March 7, 2013 • Filed under: News — melanie.rohr

At this week’s seminar, Friday, March 8, 2013, WERC student Chas Jones will discuss fluctuations in groundwater flow and how these changes affect the seasonal ice dynamics on the Tanana River.

Friday Seminar Series

  • What: Connecting the dots…Permafrost, upwelling, and ice thickness
  • Who: Chas Jones
  • When: 3:30-4:30 p.m., Friday, Mar. 8
  • Where: 531 Duckering

I modeled the thermal balance between groundwater upwelling and changing ice conditions in side channel sloughs of the Tanana River near Fairbanks, a region characterized by discontinuous permafrost. Studies have linked degrading permafrost to increased winter discharge in rivers due to increasing contributions from groundwater flow. In the winter, interior Alaskan rivers are fed almost entirely by groundwater, which also serves as an external source of heat energy to the system. In fact, portions of the river fed by groundwater springs remain ice-free or have dangerously thin ice throughout the winter despite air temperatures that dip below -40° C. These areas are particularly dangerous for people that utilize Alaskan rivers for wintertime travel.
I developed a model to explore how fluctuations in groundwater discharge act as a control on river ice thickness under changing atmospheric conditions. Specifically, the model examines how local and regional changes in groundwater flow affect ice dynamics (growth or thinning) in the context of two primary research questions: 1) What are the dominant factors in the interactions of air temperature, groundwater upwelling rates, groundwater temperature, snow cover, and ice thickness in controlling the seasonal ice dynamics on the Tanana River? 2) What are the rates of change in ice thickness resulting from observed and projected changes in these parameters?
My results indicate that under a warming climate scenario, heat flux due to upwelling may degrade river ice at up to 20 mm/day. The ice melt potential is amplified by increased hydraulic gradient, hydraulic conductivity, groundwater upwelling, air temperature, groundwater temperature ice thickness, or snow depth. Increased air temperatures associated with climate change is expected to increase upwelling rates, decrease the temperature gradient, increase snow depths, and decrease ice thickness. My model indicates that potential ice melt rates may increase by up to 35% under an altered climate.
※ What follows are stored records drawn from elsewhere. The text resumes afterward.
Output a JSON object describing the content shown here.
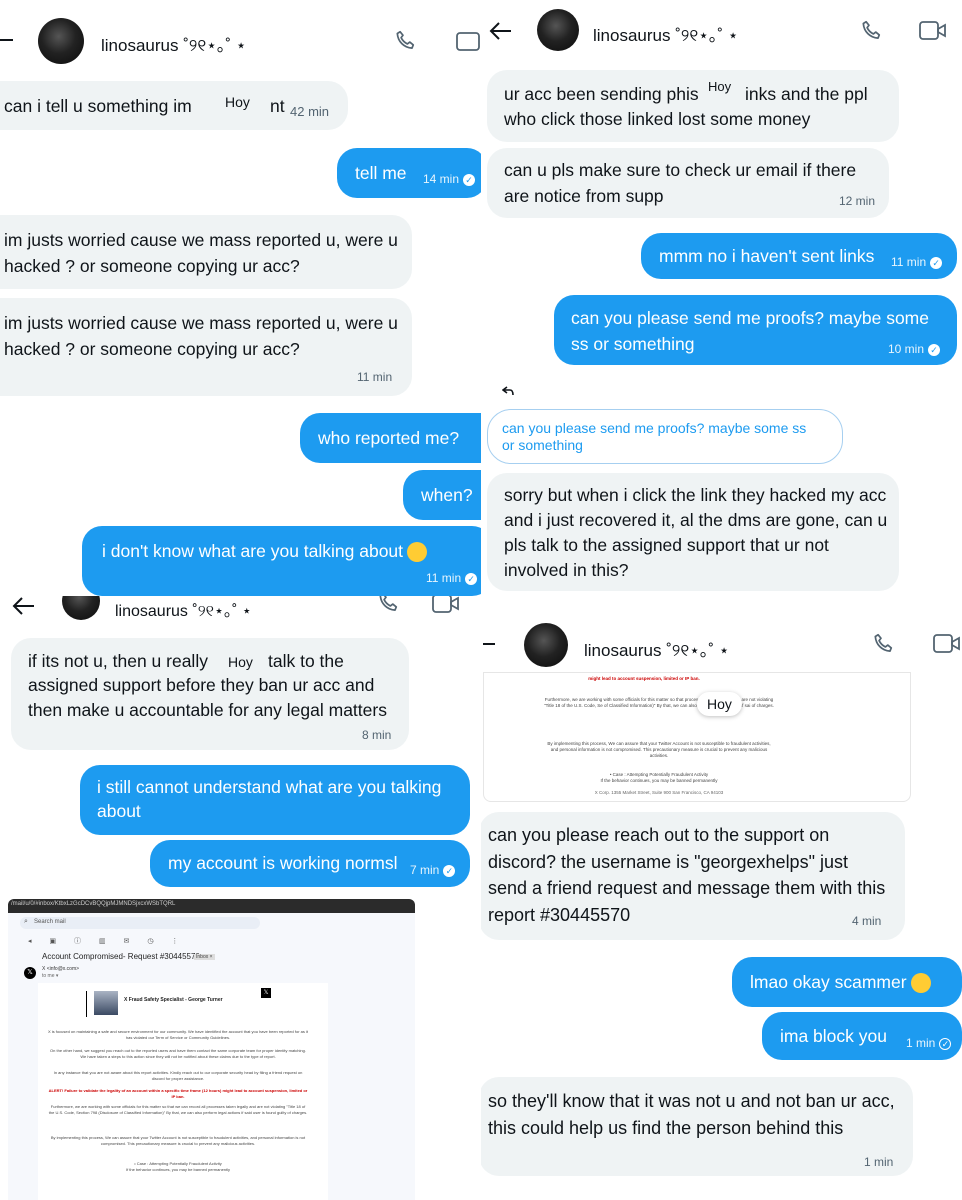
{
  "contact_name": "linosaurus ˚୨୧⋆｡˚ ⋆",
  "reaction_label": "Hoy",
  "panel1": {
    "messages": [
      {
        "text": "can i tell u something im",
        "suffix": "nt",
        "time": "42 min"
      },
      {
        "text": "tell me",
        "time": "14 min"
      },
      {
        "text": "im justs worried cause we mass reported u, were u hacked ? or someone copying ur acc?"
      },
      {
        "text": "im justs worried cause we mass reported u, were u hacked ? or someone copying ur acc?",
        "time": "11 min"
      },
      {
        "text": "who reported me?"
      },
      {
        "text": "when?"
      },
      {
        "text": "i don't know what are you talking about",
        "time": "11 min"
      }
    ]
  },
  "panel2": {
    "messages": [
      {
        "text_a": "ur acc been sending phis",
        "text_b": "inks  and the ppl",
        "text_c": "who click those linked lost some money"
      },
      {
        "text": "can u pls  make sure to check ur email if there are notice from supp",
        "time": "12 min"
      },
      {
        "text": "mmm no i haven't sent links",
        "time": "11 min"
      },
      {
        "text": "can you please send me proofs? maybe some ss or something",
        "time": "10 min"
      },
      {
        "quote": "can you please send me proofs? maybe some ss or something"
      },
      {
        "text": "sorry but when i click the link they hacked my acc and i just recovered it, al the dms are gone, can u pls talk to the assigned support that ur not involved in this?"
      }
    ]
  },
  "panel3": {
    "messages": [
      {
        "text_a": "if its not u, then u really",
        "text_b": "talk to the",
        "text_c": "assigned support before they ban ur acc and then make u accountable for any legal matters",
        "time": "8 min"
      },
      {
        "text": "i still cannot understand what are you talking about"
      },
      {
        "text": "my account is working normsl",
        "time": "7 min"
      }
    ],
    "email": {
      "url": "/mail/u/0/#inbox/KtbxLzGcDCvBQQjpMJMNDSjxcxWSbTQRL",
      "search_placeholder": "Search mail",
      "subject": "Account Compromised- Request #30445570",
      "inbox_tag": "Inbox ×",
      "sender": "X <info@x.com>",
      "to": "to me ▾",
      "signature": "X Fraud Safety Specialist - George Turner",
      "para1": "X is focused on maintaining a safe and secure environment for our community. We have identified the account that you have been reported for as it has violated our Term of Service or Community Guidelines.",
      "para2": "On the other hand, we suggest you reach out to the reported users and have them contact the same corporate team for proper identity matching. We have taken a steps to this action since they will not be notified about these claims due to the type of report.",
      "para3": "In any instance that you are not aware about this report activities. Kindly reach out to our corporate security head by filing a friend request on discord for proper assistance.",
      "alert": "ALERT! Failure to validate the legality of an account within a specific time frame (12 hours) might lead to account suspension, limited or IP ban.",
      "para4": "Furthermore, we are working with some officials for this matter so that we can record all processes taken legally and are not violating \"Title 18 of the U.S. Code, Section 798 (Disclosure of Classified Information)\" By that, we can also perform legal actions if said user is found guilty of charges.",
      "para5": "By implementing this process, We can assure that your Twitter Account is not susceptible to fraudulent activities, and personal information is not compromised. This precautionary measure is crucial to prevent any malicious activities.",
      "case": "• Case : Attempting Potentially Fraudulent Activity",
      "case2": "If the behavior continues, you may be banned permanently"
    }
  },
  "panel4": {
    "doc_alert": "might lead to account suspension, limited or IP ban.",
    "doc_para4": "Furthermore, we are working with some officials for this matter so that processes taken legally and are not violating \"Title 18 of the U.S. Code, Se of Classified Information)\" By that, we can also perform legal actions if sai of charges.",
    "doc_para5": "By implementing this process, We can assure that your Twitter Account is not susceptible to fraudulent activities, and personal information is not compromised. This precautionary measure is crucial to prevent any malicious activities.",
    "doc_case": "• Case : Attempting Potentially Fraudulent Activity",
    "doc_case2": "If the behavior continues, you may be banned permanently",
    "doc_address": "X Corp. 1355 Market Street, Suite 900 San Francisco, CA 94103",
    "messages": [
      {
        "text": "can you please reach out to the support on discord? the username is \"georgexhelps\" just send a friend request and message them with this report #30445570",
        "time": "4 min"
      },
      {
        "text": "lmao okay scammer"
      },
      {
        "text": "ima block you",
        "time": "1 min"
      },
      {
        "text": "so they'll know that it was not u and not ban ur acc, this could help us find the person behind this",
        "time": "1 min"
      }
    ]
  }
}
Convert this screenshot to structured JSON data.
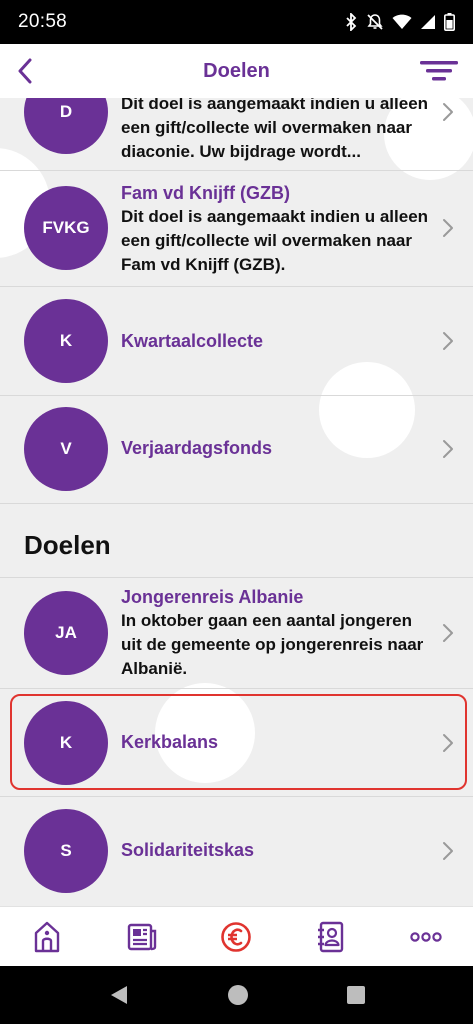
{
  "status_bar": {
    "time": "20:58",
    "icons": [
      "bluetooth-icon",
      "silent-icon",
      "wifi-icon",
      "signal-icon",
      "battery-icon"
    ]
  },
  "header": {
    "title": "Doelen",
    "back_icon": "chevron-left-icon",
    "filter_icon": "filter-icon"
  },
  "colors": {
    "accent": "#6a3196",
    "highlight": "#e0342f",
    "background": "#efefef"
  },
  "list_top": [
    {
      "initials": "D",
      "title": "",
      "description": "Dit doel is aangemaakt indien u alleen een gift/collecte wil overmaken naar diaconie. Uw bijdrage wordt..."
    },
    {
      "initials": "FVKG",
      "title": "Fam vd Knijff (GZB)",
      "description": "Dit doel is aangemaakt indien u alleen een gift/collecte wil overmaken naar Fam vd Knijff (GZB)."
    },
    {
      "initials": "K",
      "title": "Kwartaalcollecte",
      "description": ""
    },
    {
      "initials": "V",
      "title": "Verjaardagsfonds",
      "description": ""
    }
  ],
  "section": {
    "title": "Doelen",
    "items": [
      {
        "initials": "JA",
        "title": "Jongerenreis Albanie",
        "description": "In oktober gaan een aantal jongeren uit de gemeente op jongerenreis naar Albanië."
      },
      {
        "initials": "K",
        "title": "Kerkbalans",
        "description": ""
      },
      {
        "initials": "S",
        "title": "Solidariteitskas",
        "description": ""
      }
    ]
  },
  "tabbar": {
    "items": [
      "home-church-icon",
      "news-icon",
      "euro-icon",
      "contacts-icon",
      "more-icon"
    ],
    "active": "euro-icon"
  },
  "navbar": {
    "items": [
      "nav-back-icon",
      "nav-home-icon",
      "nav-recents-icon"
    ]
  }
}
These results may corroborate reports from rural Alaskans that hydrologic conditions have changed in recent decades in noticeable ways and suggest that changes associated with permafrost degradation may amplify some impacts in a warming climate.

Groundwater upwelling in Hot Cake Slough

Photo above: Groundwater upwelling in Hot Cake Slough maintains open water conditions through most of the winter despite very cold air temperatures, as evidenced in this photo with an air temperature of -30 C.

(Photo by Chas Jones)